Description
Issue with current documentation:
Please forgive this as-yet-unformed question - but I am struggling with the documentation for quantile
. The documentation has this:
"""
Given a vector V of length n, the q-th quantile of V is the value q of the way from the minimum to the maximum in a sorted copy of V.
"""
However - it's not clear to me what this means.
Assume in what follows that V is sorted.
First "minimum" and "maximum" would normally refer to min(V)
and max(V)
but I'm sure we actually mean the minimum and maximum index - so 0 and n - 1
in Python terms. So I think this is referring to the distance along the line starting at 0 and ending at n-1, and therefore the "quantile positions" (I made up this term) corresponding to each value in V are:
qps = np.arange(n) / (n - 1)
Is that correct?
Is it correct to use the term "plotting positions" for my "quantile positions" qps
?
Next we have this:
"""
The values and distances of the two nearest neighbors as well as the method parameter will determine the quantile if the normalized ranking does not match the location of q exactly.
"""
I was interested in the cases where the normalized ranking does match the location of q exactly - where I'm assuming the "location of q" means my qps
above.
So I'm taking q for each element V[i]
to be qps[i]
- is that right? Therefore q = np.quantile(V, qps[i], method=m) == V[i]

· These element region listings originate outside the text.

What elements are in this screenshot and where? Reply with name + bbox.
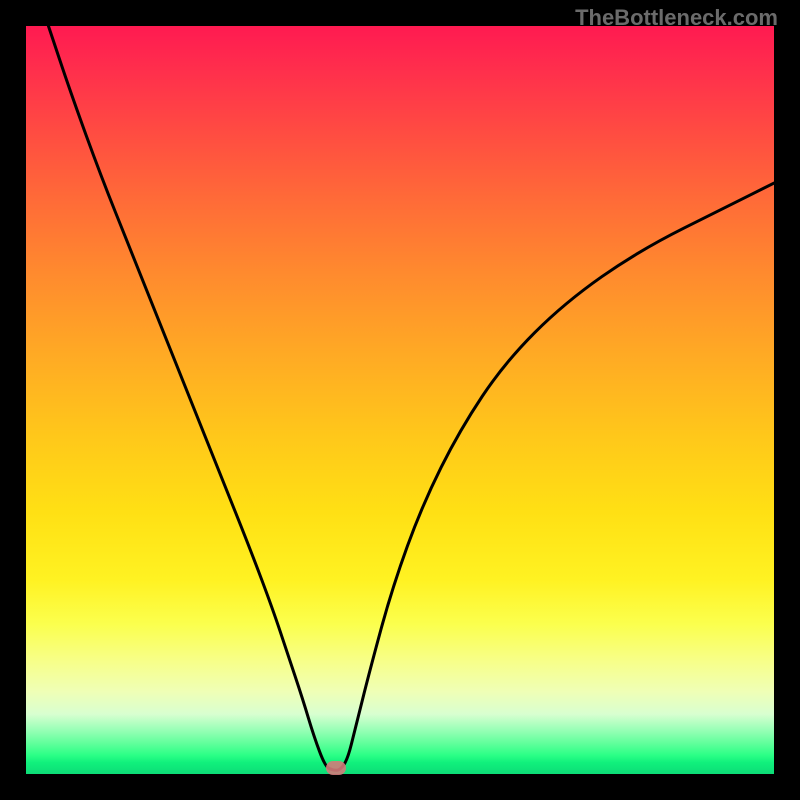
optimal-point-marker: [326, 761, 346, 775]
chart-frame: TheBottleneck.com: [0, 0, 800, 800]
bottleneck-curve: [48, 26, 774, 770]
watermark-text: TheBottleneck.com: [575, 5, 778, 31]
plot-area: [26, 26, 774, 774]
curve-svg: [26, 26, 774, 774]
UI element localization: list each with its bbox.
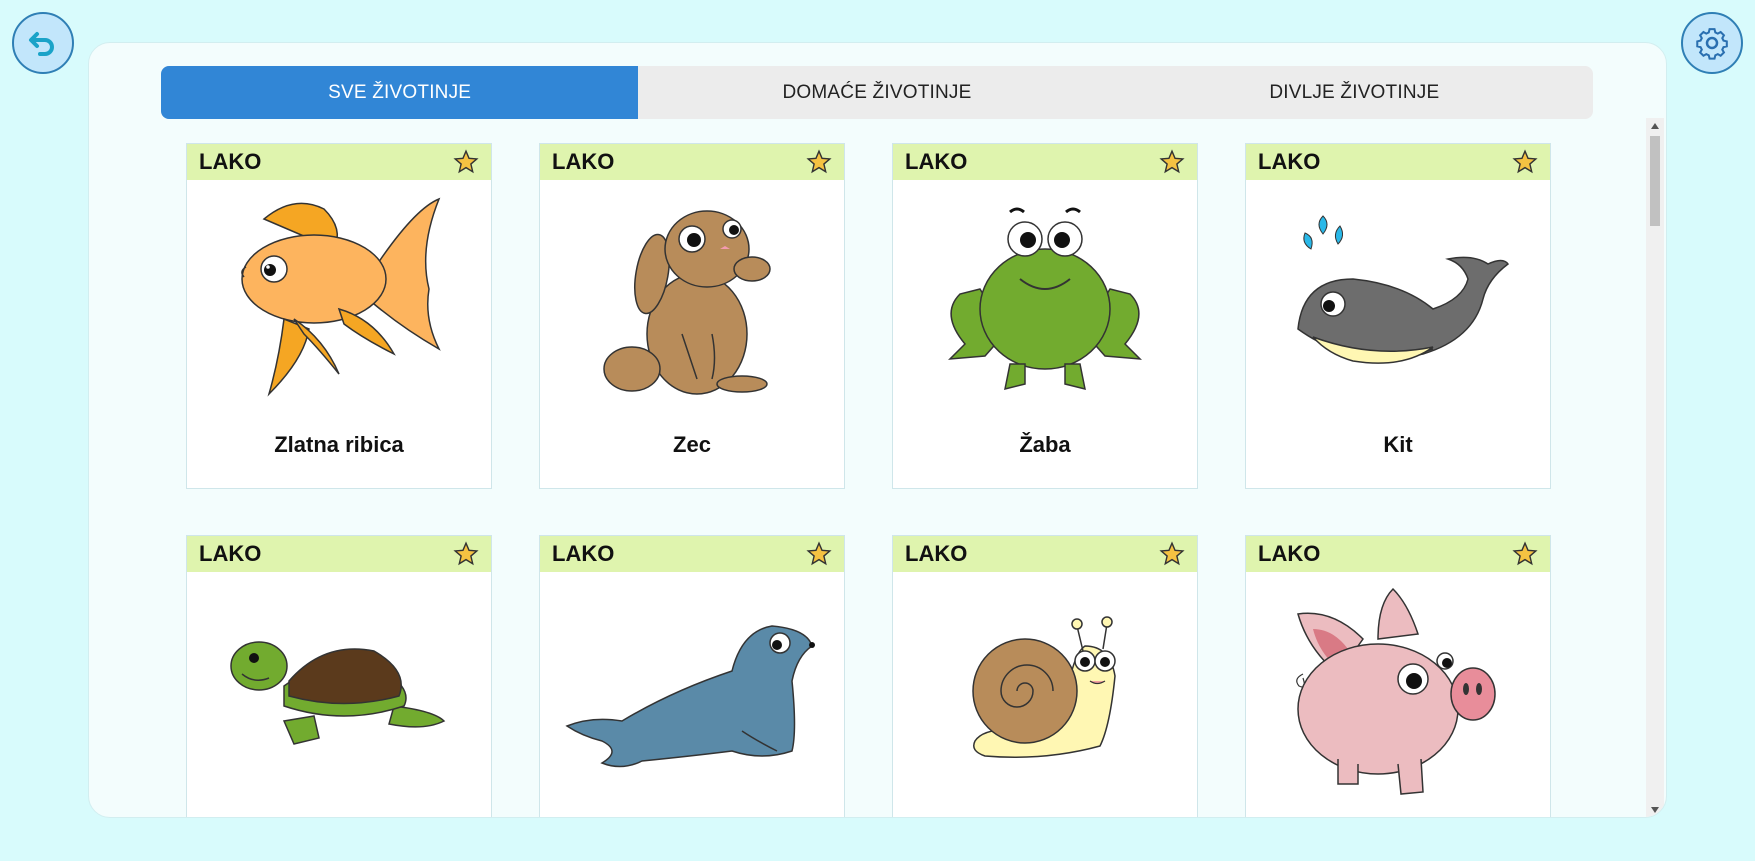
frog-illustration xyxy=(893,184,1197,414)
card-header: LAKO xyxy=(540,144,844,180)
animal-card-whale[interactable]: LAKO Kit xyxy=(1245,143,1551,489)
star-icon[interactable] xyxy=(1512,541,1538,567)
back-arrow-icon xyxy=(29,32,54,56)
card-header: LAKO xyxy=(1246,536,1550,572)
card-header: LAKO xyxy=(187,536,491,572)
scroll-thumb[interactable] xyxy=(1650,136,1660,226)
animal-grid: LAKO Zlatna ribica LAKO Zec LAKO Žaba LA… xyxy=(186,143,1551,817)
card-header: LAKO xyxy=(893,144,1197,180)
animal-name: Zlatna ribica xyxy=(274,432,404,457)
scroll-up-icon[interactable] xyxy=(1651,123,1659,129)
star-icon[interactable] xyxy=(1159,541,1185,567)
tab-all-animals[interactable]: SVE ŽIVOTINJE xyxy=(161,66,639,119)
star-icon[interactable] xyxy=(453,541,479,567)
star-icon[interactable] xyxy=(1512,149,1538,175)
back-button[interactable] xyxy=(12,12,74,74)
animal-card-turtle[interactable]: LAKO xyxy=(186,535,492,817)
difficulty-label: LAKO xyxy=(1258,541,1321,566)
card-header: LAKO xyxy=(1246,144,1550,180)
animal-card-frog[interactable]: LAKO Žaba xyxy=(892,143,1198,489)
difficulty-label: LAKO xyxy=(199,149,262,174)
settings-button[interactable] xyxy=(1681,12,1743,74)
card-header: LAKO xyxy=(540,536,844,572)
snail-illustration xyxy=(893,576,1197,806)
star-icon[interactable] xyxy=(806,541,832,567)
card-header: LAKO xyxy=(187,144,491,180)
pig-illustration xyxy=(1246,576,1550,806)
animal-card-goldfish[interactable]: LAKO Zlatna ribica xyxy=(186,143,492,489)
scroll-down-icon[interactable] xyxy=(1651,807,1659,813)
seal-illustration xyxy=(540,576,844,806)
difficulty-label: LAKO xyxy=(552,149,615,174)
category-tabs: SVE ŽIVOTINJE DOMAĆE ŽIVOTINJE DIVLJE ŽI… xyxy=(161,66,1593,119)
animal-card-pig[interactable]: LAKO xyxy=(1245,535,1551,817)
tab-domestic-animals[interactable]: DOMAĆE ŽIVOTINJE xyxy=(638,66,1115,119)
animal-name: Kit xyxy=(1383,432,1413,457)
difficulty-label: LAKO xyxy=(199,541,262,566)
gear-icon xyxy=(1696,28,1728,60)
difficulty-label: LAKO xyxy=(905,149,968,174)
star-icon[interactable] xyxy=(1159,149,1185,175)
difficulty-label: LAKO xyxy=(1258,149,1321,174)
animal-card-snail[interactable]: LAKO xyxy=(892,535,1198,817)
animal-name: Zec xyxy=(673,432,711,457)
whale-illustration xyxy=(1246,184,1550,414)
star-icon[interactable] xyxy=(806,149,832,175)
difficulty-label: LAKO xyxy=(905,541,968,566)
animal-card-seal[interactable]: LAKO xyxy=(539,535,845,817)
animal-name: Žaba xyxy=(1019,432,1071,457)
rabbit-illustration xyxy=(540,184,844,414)
scrollbar[interactable] xyxy=(1646,118,1664,817)
animal-panel: SVE ŽIVOTINJE DOMAĆE ŽIVOTINJE DIVLJE ŽI… xyxy=(88,42,1667,818)
card-header: LAKO xyxy=(893,536,1197,572)
star-icon[interactable] xyxy=(453,149,479,175)
tab-wild-animals[interactable]: DIVLJE ŽIVOTINJE xyxy=(1116,66,1593,119)
turtle-illustration xyxy=(187,576,491,806)
goldfish-illustration xyxy=(187,184,491,414)
animal-card-rabbit[interactable]: LAKO Zec xyxy=(539,143,845,489)
difficulty-label: LAKO xyxy=(552,541,615,566)
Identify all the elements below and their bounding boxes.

for all valid values of m?
If so, it's easy to show that, for many of the methods, that isn't the case.
Just as an example:
n = 4
V = np.arange(n) # The values.
qps = np.arange(n) / (n - 1) # Quantile positions
# linear is the default
assert np.allclose( # Passes
np.quantile(V, qps, method='linear'), V)
assert np.allclose(. # Fails
np.quantile(V, qps, method='closest_observation'), V)
Have I interpreted these correctly? If so, or even if not, maybe the docstring needs a rewrite?
Idea or request for content:
No response